Pizzo e intimidazioni: una condanna e due assolti a Palermo

Pizzo e minacce| Una condanna e due assolti

In foto, Salvatore Billetta
Il processo era uno stralcio chiuso con le condanne per i boss di Monreale.

PALERMO – Era una costola del processo principale, quello che si è chiuso con una raffica di condanne per gli affiliati alla famiglia mafiosa di Monreale.

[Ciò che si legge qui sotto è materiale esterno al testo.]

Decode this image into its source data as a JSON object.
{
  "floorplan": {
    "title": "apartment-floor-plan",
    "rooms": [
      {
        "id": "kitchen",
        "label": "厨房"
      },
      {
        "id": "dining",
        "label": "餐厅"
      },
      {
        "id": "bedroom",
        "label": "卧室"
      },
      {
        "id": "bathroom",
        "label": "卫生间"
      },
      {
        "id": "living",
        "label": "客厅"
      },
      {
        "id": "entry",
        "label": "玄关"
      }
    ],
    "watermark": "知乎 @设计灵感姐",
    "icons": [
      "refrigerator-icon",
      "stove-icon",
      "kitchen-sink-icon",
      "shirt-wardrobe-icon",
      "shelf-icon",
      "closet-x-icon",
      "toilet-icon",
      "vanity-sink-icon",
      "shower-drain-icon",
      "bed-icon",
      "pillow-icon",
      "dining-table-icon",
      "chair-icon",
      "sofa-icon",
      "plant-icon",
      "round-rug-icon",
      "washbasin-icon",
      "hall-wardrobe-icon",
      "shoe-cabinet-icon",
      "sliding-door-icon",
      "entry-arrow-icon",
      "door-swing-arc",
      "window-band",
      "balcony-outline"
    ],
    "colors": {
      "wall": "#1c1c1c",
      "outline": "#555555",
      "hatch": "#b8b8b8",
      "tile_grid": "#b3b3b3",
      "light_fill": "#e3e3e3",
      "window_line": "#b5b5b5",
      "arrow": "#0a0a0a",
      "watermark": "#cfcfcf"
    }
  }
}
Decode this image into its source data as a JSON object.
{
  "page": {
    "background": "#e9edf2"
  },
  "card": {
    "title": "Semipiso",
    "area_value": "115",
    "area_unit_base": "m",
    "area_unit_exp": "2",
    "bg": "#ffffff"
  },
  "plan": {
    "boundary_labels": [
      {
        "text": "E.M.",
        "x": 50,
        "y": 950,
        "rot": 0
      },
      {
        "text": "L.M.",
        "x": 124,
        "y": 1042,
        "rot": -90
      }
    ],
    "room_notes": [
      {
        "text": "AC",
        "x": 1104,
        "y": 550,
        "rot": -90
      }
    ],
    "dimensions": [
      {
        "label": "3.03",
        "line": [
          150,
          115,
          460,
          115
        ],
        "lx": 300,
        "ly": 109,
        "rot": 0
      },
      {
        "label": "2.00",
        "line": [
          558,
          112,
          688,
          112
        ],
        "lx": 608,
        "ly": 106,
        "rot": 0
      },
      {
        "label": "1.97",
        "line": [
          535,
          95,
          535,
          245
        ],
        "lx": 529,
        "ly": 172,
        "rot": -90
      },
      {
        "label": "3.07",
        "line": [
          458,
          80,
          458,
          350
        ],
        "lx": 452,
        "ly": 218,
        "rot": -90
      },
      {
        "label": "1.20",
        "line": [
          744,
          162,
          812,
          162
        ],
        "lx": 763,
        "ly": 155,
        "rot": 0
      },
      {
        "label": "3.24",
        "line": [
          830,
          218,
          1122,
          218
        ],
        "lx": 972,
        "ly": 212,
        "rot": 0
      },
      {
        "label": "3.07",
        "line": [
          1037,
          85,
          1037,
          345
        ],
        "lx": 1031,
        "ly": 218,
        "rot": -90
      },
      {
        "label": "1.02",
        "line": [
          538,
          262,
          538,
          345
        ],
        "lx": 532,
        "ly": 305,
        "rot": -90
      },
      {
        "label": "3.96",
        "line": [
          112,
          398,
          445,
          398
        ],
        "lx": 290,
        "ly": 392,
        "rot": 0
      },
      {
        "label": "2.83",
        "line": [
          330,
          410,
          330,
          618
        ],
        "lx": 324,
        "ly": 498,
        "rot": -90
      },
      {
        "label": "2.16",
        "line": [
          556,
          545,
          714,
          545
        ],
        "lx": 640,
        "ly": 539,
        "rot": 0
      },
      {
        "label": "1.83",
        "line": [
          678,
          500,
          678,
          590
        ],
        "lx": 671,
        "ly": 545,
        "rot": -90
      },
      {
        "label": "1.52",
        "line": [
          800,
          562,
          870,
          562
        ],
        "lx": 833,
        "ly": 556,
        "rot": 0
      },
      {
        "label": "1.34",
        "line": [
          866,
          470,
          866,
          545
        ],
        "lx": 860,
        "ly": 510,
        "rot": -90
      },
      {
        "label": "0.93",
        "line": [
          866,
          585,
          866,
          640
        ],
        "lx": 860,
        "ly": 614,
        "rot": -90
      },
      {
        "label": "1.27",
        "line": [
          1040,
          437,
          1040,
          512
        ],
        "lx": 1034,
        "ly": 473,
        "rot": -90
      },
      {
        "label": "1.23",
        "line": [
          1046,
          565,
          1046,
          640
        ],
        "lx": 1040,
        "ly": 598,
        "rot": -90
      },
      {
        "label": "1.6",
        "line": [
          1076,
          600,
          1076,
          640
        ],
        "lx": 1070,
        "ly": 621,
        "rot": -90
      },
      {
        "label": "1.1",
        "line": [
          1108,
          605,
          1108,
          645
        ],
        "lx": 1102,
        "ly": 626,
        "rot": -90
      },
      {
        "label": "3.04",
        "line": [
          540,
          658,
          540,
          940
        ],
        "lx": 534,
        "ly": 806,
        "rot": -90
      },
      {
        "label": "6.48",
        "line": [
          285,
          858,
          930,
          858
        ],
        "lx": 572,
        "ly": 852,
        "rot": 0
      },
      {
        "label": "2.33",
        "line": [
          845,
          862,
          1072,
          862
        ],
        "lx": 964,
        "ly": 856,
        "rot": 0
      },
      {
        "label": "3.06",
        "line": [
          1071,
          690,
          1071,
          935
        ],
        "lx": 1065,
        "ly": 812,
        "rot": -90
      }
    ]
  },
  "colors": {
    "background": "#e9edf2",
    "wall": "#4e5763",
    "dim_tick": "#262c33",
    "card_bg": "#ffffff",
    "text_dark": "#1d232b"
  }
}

Salvatore Billetta è stato condannato dal Tribunale presieduto da Bruno Fasciana a quattro anni e mezzo per minacce aggravate ai danni del titolare di un negozio di mobili. Mentre sono stati assolti Giovanni Pupella e Alberto Bruscia imputati per delle tentate minacce aggravate dal metodo mafioso. In alcune intercettazioni si faceva riferimento a delle cartucce da recapitare a tre persone che avevano commesso dei furti senza autorizzazione a Monreale.

I legali delle difese, gli avvocati Giovanni Castronovo, Simona La Verde, Salvino Caputo, Mauro Torti e Valentina Castelluccii hanno sostenuto che non ci fosse la prova del loro concreto ruolo nell’intimidazione.

Nel troncone principale del processo, l’accusa allora come oggi è rappresentata dai pubblici ministeri Dario Scaletta, Amelia Luise e Federica La Chioma, la Procura ha ricostruito una stagione di violenza e lotta per il potere.

I mafiosi di Monreale sfidarono quelli di San Giuseppe Jato, dove da sempre ha sede il mandamento, e la reazione fu veemente. Dalle minacce accompagnate dalle teste di capretto si arrivò ai pestaggi. In quel processo tutti e tre gli imputati sono stati condannati lo scorso aprile per mafia.